In mid-June the siblings and Nancy's husband, David, plan on introducing Cupcakes by Carousel, a separate company from the bakery business Carousel Cakes, which all three own and run in Nanuet, N.Y.

The return to their retail origins will be part dream and part experiment, said Finkelstein. She admits there's some risk because stores specializing in cupcakes are a newer concept, although a few are sprinkled locally, including La Dolce Divas Bakery in Englewood and the Sweet Avenue Bake Shop in Rutherford.

"We don't know what's going to work," she said. "People in Ridgewood are going to be our market testers."

The 500-square-foot store with a brick front, subdivided from a former Chinese restaurant, is being renovated and situated near the movie theater and a coffee shop.

Carousel's shop will have a full range of cupcakes from simple frosted ones to those piled high with crumbled cookies or candy. There will be cupcake versions of Carousel's different lines of white, mousse and chocolate cakes and the red velvet cake that made it onto Oprah Winfrey's "O" list of her favorite things in her magazine's February 2007 issue.

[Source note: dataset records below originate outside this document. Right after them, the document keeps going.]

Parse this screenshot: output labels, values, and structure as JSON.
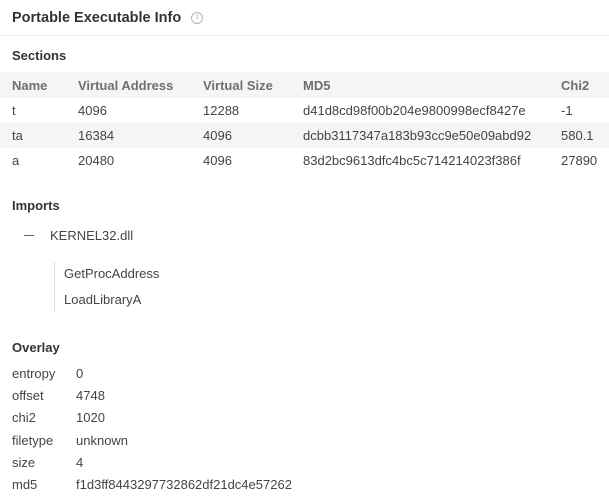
{
  "header": {
    "title": "Portable Executable Info",
    "info_icon": "info-icon"
  },
  "sections": {
    "title": "Sections",
    "columns": [
      "Name",
      "Virtual Address",
      "Virtual Size",
      "MD5",
      "Chi2"
    ],
    "rows": [
      {
        "name": "t",
        "virtual_address": "4096",
        "virtual_size": "12288",
        "md5": "d41d8cd98f00b204e9800998ecf8427e",
        "chi2": "-1"
      },
      {
        "name": "ta",
        "virtual_address": "16384",
        "virtual_size": "4096",
        "md5": "dcbb3117347a183b93cc9e50e09abd92",
        "chi2": "580.1"
      },
      {
        "name": "a",
        "virtual_address": "20480",
        "virtual_size": "4096",
        "md5": "83d2bc9613dfc4bc5c714214023f386f",
        "chi2": "27890"
      }
    ]
  },
  "imports": {
    "title": "Imports",
    "dll": "KERNEL32.dll",
    "functions": [
      "GetProcAddress",
      "LoadLibraryA"
    ]
  },
  "overlay": {
    "title": "Overlay",
    "entries": [
      {
        "key": "entropy",
        "value": "0"
      },
      {
        "key": "offset",
        "value": "4748"
      },
      {
        "key": "chi2",
        "value": "1020"
      },
      {
        "key": "filetype",
        "value": "unknown"
      },
      {
        "key": "size",
        "value": "4"
      },
      {
        "key": "md5",
        "value": "f1d3ff8443297732862df21dc4e57262"
      }
    ]
  }
}
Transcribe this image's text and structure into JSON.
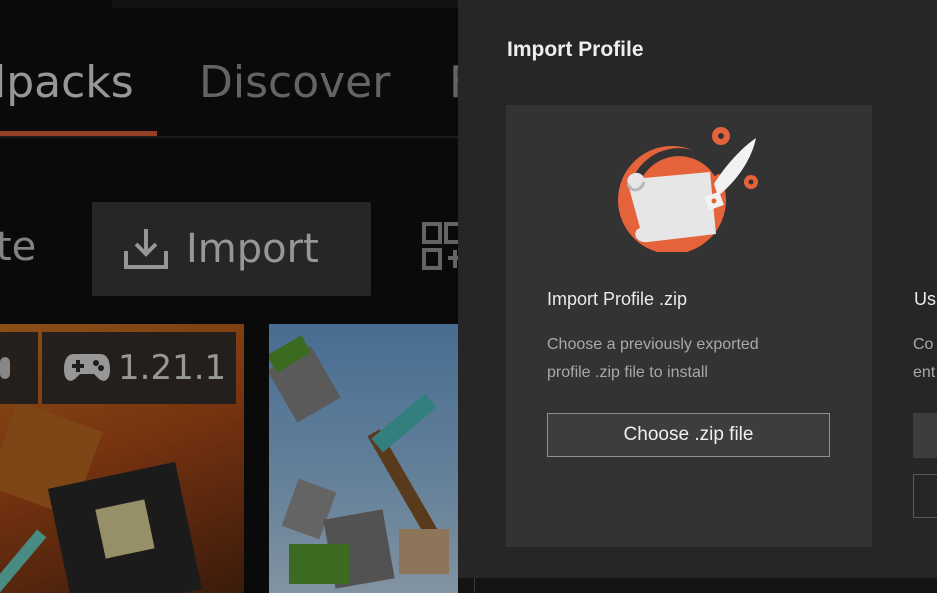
{
  "tabs": [
    {
      "label": "lpacks",
      "active": true
    },
    {
      "label": "Discover",
      "active": false
    },
    {
      "label": "F",
      "active": false
    }
  ],
  "toolbar": {
    "create_fragment": "te",
    "import_label": "Import",
    "import_icon": "download-tray-icon",
    "qr_icon": "qr-code-icon"
  },
  "modpack_card": {
    "game_version": "1.21.1",
    "loader_icon": "loader-icon",
    "version_icon": "gamepad-icon"
  },
  "modal": {
    "title": "Import Profile",
    "zip_option": {
      "heading": "Import Profile .zip",
      "description_line1": "Choose a previously exported",
      "description_line2": "profile .zip file to install",
      "button_label": "Choose .zip file",
      "illustration_icon": "scroll-quill-icon"
    },
    "code_option": {
      "heading_fragment": "Us",
      "description_line1_fragment": "Co",
      "description_line2_fragment": "ent"
    }
  },
  "colors": {
    "accent": "#e5633a",
    "modal_bg": "#262626",
    "panel_bg": "#333333"
  }
}
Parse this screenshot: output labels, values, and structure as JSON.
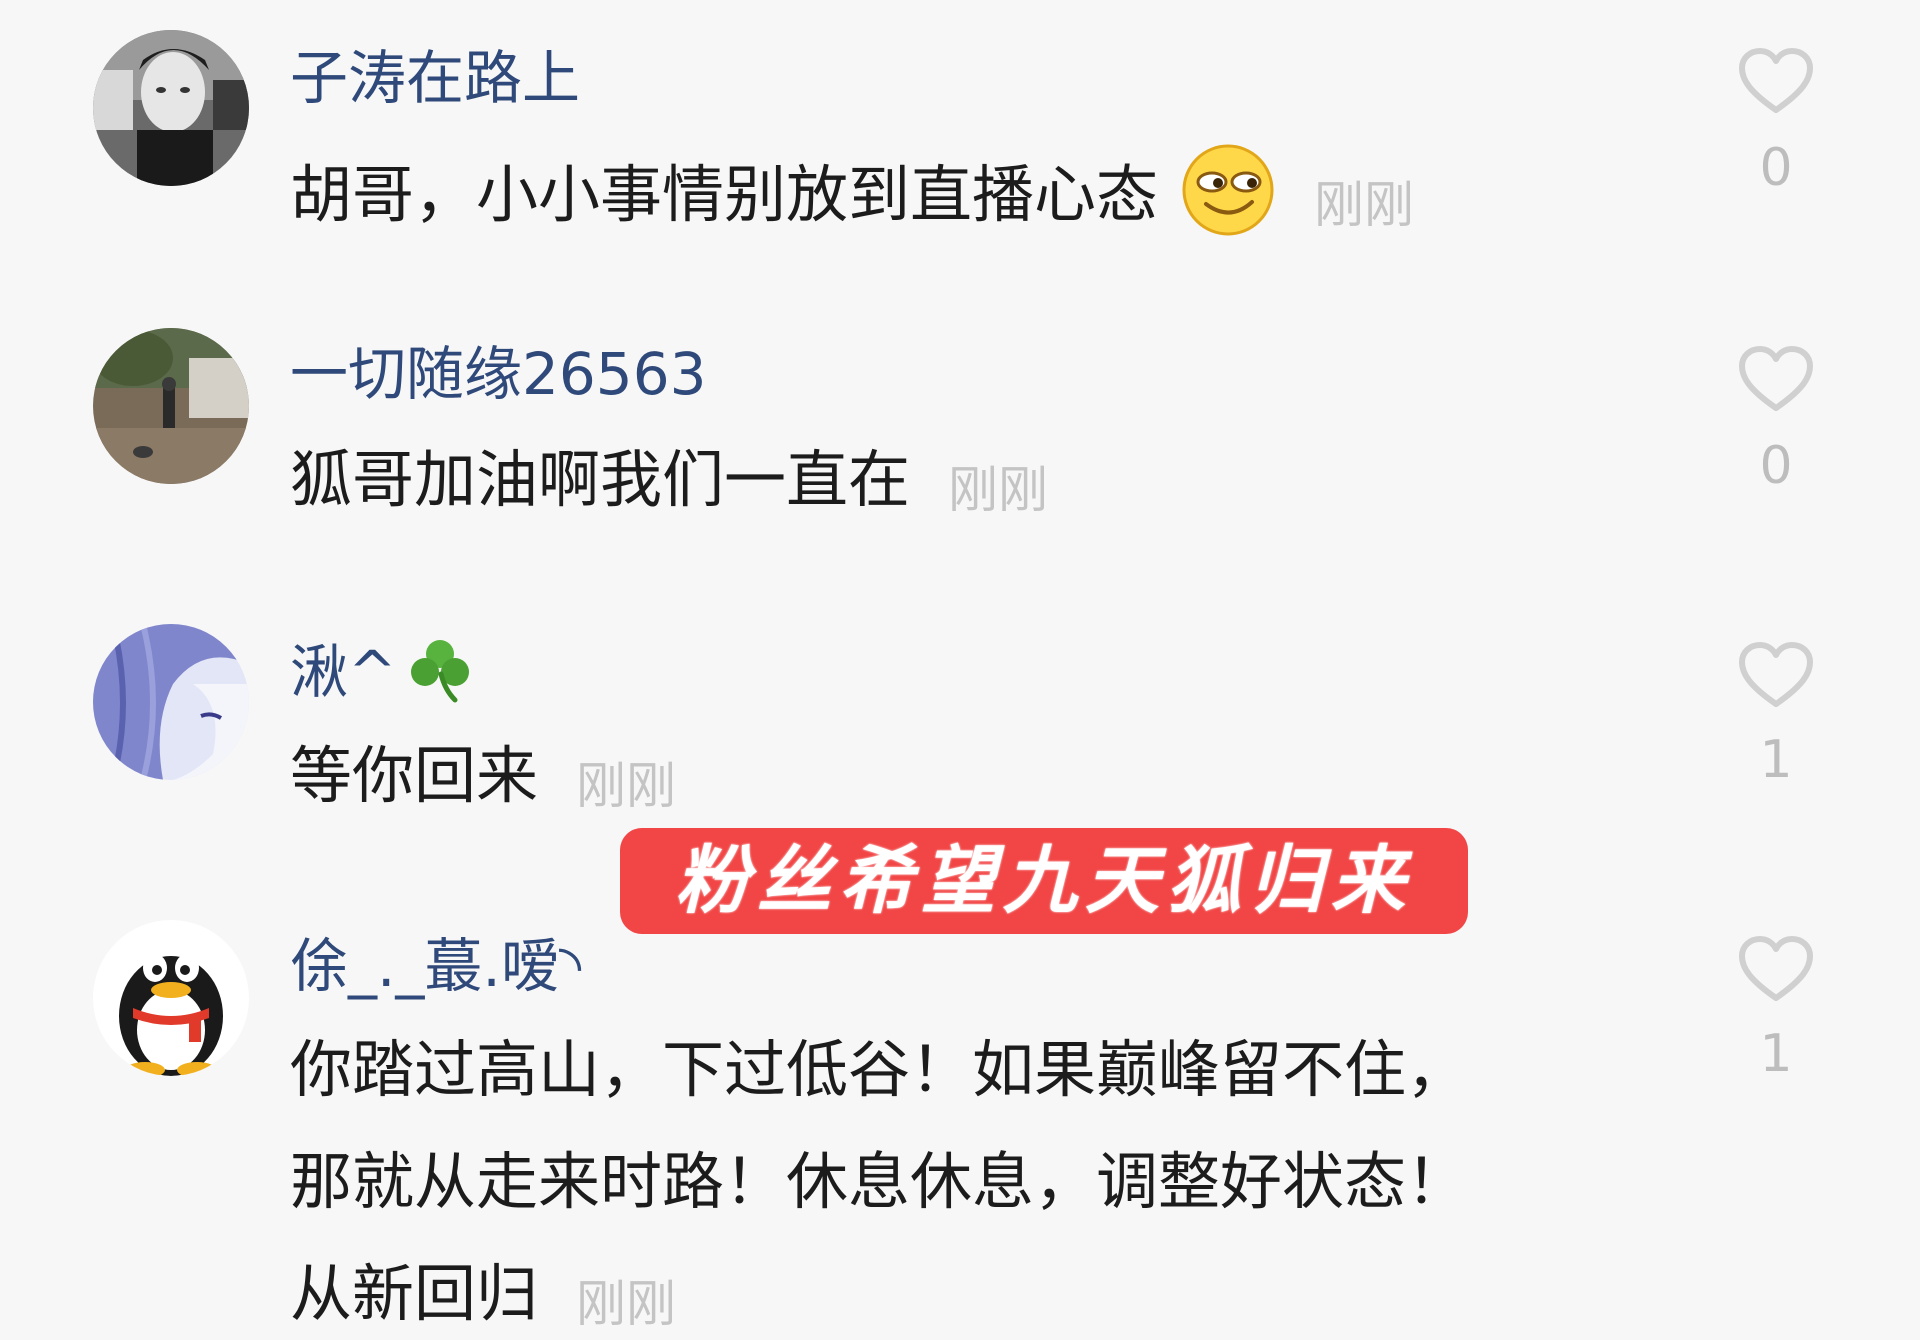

Also on the menu will be mousse-filled cupcakes, mini-cupcakes sold by the dozen and jumbo cupcakes for two. The simple ones will start around $2 and fancier ones will go up to $3.50, said Finkelstein.

"We want something that will make people spend their money and feel like they're getting their money's worth," she said.

Finkelstein and Lefkowitz began in the bakery business as teenagers helping their dad, Martin Lefkowitz, sell cakes to customers in his Orangeburg, N.Y., bake shop. He built the business after learning to bake while growing up in an orphanage.

But seeing him work the long hours of a retail business discouraged both from following in his footsteps at first and both chose college. Finkelstein graduated first and became a buyer for the former B. Altman's department store in Manhattan until she had her first son and decided she didn't want to work full-time anymore. Lefkowitz was still in college at the time.

With their father suffering from health issues and unable to work, the siblings decided to try selling the cakes wholesale to restaurants in Manhattan since Finkelstein, then 25, lived there. The cakes were such a hit that the two opened Carousel Cakes in 1980 and moved to their own location in Nanuet six years later.

"Our goal was to sell 100 cakes a week," said Finkelstein, "and my goal was to make $1 million in 10 years [for the business]." Carousel Cakes reached that goal in nine years, she said.

In the late 1980s, her husband, David, joined to run the financial side while her brother managed the baking business and she ran sales and marketing.

Carousel Cakes now sells to more than 300 restaurants in the tri-state area. Local restaurants and gourmet grocers include Zeytinia Fine Food Marketplace in Oakland and Englewood, Aldo & Gianni Ristorante in Montvale, Valentino's of Park Ridge, the Clinton Inn Hotel in Tenafly. Manhattan customers include Zabar's, the private Friars Club, EJ's Luncheonette and the American Museum of Natural History.

The company also became a hit after the Oprah Winfrey magazine placement, receiving 1,500 orders that month for its newly famous red velvet cake, a mild chocolate cake with cream cheese frosting.

Finkelstein got the idea to sell cupcakes from Sprinkles, a national chain of cupcake stores, when she saw a shop in California during a trip in 2007. She told her husband and brother about her idea to open a shop locally.

"Cupcakes are hot!" Finkelstein told them. "There's nothing in Bergen County that's cupcakes. We should really do this."

After deciding to open, it took two years to find a site that was affordable yet high-traffic and not too big or too small. They considered, and then passed on, an old building in Westwood that the owner wouldn't renovate.

They needed a high-traffic site because people might not travel far for a cupcake, she said.

In addition to cupcakes, the shop will sell Carousel cakes, such as the napoleon similar to the Italian pastry, banana-wafer pudding, brownies and blondies (vanilla brownies), lemon and raspberry squares and kosher-style Passover cakes within a colorful decor.

Carousel will hire a publicist to promote the store opening, said Finkelstein, and they've already begun running ads at the Ridgewood theater in the sequence that runs before movies.

"There's a need for a homestyle bakery in Ridgewood but not something old-fashioned," she said, "something new, and modern and different."